Wilder Girls by Rory Power
This book had quite a bit of hype before it’s release and was said to be a female lord of the flies type book with queer rep and body horror, sold! As Rory’s debut novel, it certainly did not disappoint for me. It’s definitely not for everyone and is quite graphic and gross at times and some people hate how it ended. I loved pretty much everything about this and can’t wait to read her next book. A school of girls stranded on their island with the Tox gradually killing and changing them in strange and creepy ways, told from multiple perspectives.
Other Words for Smoke by Sarah Maria Griffin
A gloriously witchy book with queer rep and an evil owl lurking within the house walls. This book is set in Ireland and I loved everything about it, and I mean everything. It follows twins who are sent to spend the summer at their aunts house with her young witchy apprentice Bevan, who happens to be my personal favourite character. We get to read from different perspectives and the second half is set a few years later where they return to the same house for another summer. Magical realism at it’s best, it gave me a lot of Japanese literature vibes.
Lost Boy by Christina Henry
This Peter Pan dark retelling was everything and more for me. After reading Christina’s dark retelling of Alice in Wonderland I couldn’t wait to pick this one up to try and it has turned out to be my favourite book by her. The story tells right from the start, when there were originally only two lost boys in Neverland. Peter is actually the villian of this tale and we see how Hook went from being the first lost boy to becoming the fabled pirate captain. This book is very graphic and very tense, I loved it so much. A must read if you like the story of Peter Pan or enjoy dark retellings.
Bunny by Mona Awad
One of the strangest books I read in 2019, Bunny follows a woman called Samantha who gets caught up in some cult like activities with 4 other girls that call each other Bunny. This book definitely isn’t for everyone, it is quite gorey and graphic and certainly on the weird side. But on the other hand if like me, you love to read dark weird books that arn’t straight forward reads, definitely pick this one up.

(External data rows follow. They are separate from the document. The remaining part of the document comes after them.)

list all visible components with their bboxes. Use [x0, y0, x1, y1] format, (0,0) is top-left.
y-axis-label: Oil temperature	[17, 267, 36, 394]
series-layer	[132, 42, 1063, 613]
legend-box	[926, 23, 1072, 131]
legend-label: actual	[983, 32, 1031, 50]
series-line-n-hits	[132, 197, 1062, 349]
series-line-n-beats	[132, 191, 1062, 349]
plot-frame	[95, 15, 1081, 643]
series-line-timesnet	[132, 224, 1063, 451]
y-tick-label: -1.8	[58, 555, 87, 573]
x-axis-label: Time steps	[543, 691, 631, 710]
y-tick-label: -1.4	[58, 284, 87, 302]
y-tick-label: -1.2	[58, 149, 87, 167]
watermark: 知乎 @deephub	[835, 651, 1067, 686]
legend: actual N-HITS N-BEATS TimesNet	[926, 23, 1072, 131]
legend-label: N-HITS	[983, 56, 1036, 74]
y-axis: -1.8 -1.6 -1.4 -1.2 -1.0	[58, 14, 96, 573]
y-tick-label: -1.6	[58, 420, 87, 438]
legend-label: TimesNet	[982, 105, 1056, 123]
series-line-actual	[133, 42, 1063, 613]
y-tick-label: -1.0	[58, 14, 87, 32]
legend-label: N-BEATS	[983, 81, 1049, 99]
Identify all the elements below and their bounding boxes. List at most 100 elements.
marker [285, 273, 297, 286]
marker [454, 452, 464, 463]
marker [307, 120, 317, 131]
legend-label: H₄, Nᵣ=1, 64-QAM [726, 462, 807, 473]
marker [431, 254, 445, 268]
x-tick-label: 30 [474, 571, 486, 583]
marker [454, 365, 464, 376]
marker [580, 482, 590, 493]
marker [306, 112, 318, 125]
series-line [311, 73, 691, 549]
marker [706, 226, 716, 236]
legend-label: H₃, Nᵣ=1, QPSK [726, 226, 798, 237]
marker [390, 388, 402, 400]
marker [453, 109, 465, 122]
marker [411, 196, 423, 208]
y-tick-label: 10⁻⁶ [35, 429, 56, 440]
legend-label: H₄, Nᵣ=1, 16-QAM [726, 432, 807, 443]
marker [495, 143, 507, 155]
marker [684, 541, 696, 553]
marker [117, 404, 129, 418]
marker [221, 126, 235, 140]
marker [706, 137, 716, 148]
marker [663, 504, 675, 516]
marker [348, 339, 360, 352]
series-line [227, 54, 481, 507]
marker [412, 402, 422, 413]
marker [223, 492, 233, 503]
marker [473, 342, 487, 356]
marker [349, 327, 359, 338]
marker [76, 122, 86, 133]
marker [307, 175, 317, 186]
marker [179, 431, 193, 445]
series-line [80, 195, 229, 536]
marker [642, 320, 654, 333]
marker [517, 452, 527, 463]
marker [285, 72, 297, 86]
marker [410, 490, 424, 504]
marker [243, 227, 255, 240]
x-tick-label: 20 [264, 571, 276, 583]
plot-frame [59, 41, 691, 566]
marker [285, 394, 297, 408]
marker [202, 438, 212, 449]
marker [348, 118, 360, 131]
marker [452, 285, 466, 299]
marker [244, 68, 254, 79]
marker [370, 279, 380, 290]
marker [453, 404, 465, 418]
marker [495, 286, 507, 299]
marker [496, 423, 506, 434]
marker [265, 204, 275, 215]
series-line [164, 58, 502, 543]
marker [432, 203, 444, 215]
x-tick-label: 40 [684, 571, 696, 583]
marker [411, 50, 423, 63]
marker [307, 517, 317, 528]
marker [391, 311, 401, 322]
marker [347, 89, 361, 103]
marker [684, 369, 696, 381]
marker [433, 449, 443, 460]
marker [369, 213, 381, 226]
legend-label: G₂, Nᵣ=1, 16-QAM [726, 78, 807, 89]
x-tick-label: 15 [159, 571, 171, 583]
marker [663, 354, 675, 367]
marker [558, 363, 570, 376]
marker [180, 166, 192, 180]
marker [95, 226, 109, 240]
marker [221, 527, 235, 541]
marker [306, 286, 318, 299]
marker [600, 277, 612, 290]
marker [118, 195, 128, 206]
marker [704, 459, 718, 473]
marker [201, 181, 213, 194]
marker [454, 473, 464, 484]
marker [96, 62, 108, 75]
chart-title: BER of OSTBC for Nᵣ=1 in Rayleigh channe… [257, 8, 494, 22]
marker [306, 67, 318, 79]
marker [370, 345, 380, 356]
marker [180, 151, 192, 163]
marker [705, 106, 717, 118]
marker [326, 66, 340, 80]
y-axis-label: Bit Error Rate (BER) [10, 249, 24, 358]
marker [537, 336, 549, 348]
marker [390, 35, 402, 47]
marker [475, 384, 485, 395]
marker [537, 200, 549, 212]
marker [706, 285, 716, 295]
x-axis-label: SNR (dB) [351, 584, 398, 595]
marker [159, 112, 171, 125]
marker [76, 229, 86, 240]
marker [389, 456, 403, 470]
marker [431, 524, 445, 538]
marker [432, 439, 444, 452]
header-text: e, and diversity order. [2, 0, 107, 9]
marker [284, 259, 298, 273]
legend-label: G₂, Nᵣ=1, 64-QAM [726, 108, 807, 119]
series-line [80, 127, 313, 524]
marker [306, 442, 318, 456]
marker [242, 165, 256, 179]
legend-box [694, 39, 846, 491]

Norwegian Wood by Haruki Murakami
As one of Murakami’s contemporary books with little to no magical realism elements, I wasn’t expecting to love it as much as I did. It follows a man over several years and deals with grief and love, it’s not a light read and does cover some heavy topics. I’d describe it as pretty depressing but in a hauntingly beautiful way, I’m really glad I read it and can see myself re-reading in the future.
The Starless Sea by Erin Morgenstern
One of the last books I read in 2019 and one of my new favourites of all time. This one definitely isn’t for everyone as it can be extremely confusing and contains other books within the book but I found it fascinating and was completely captivated. It was also the first book by Erin Morgenstern I had read but I’m now eager to try The Night Circus too.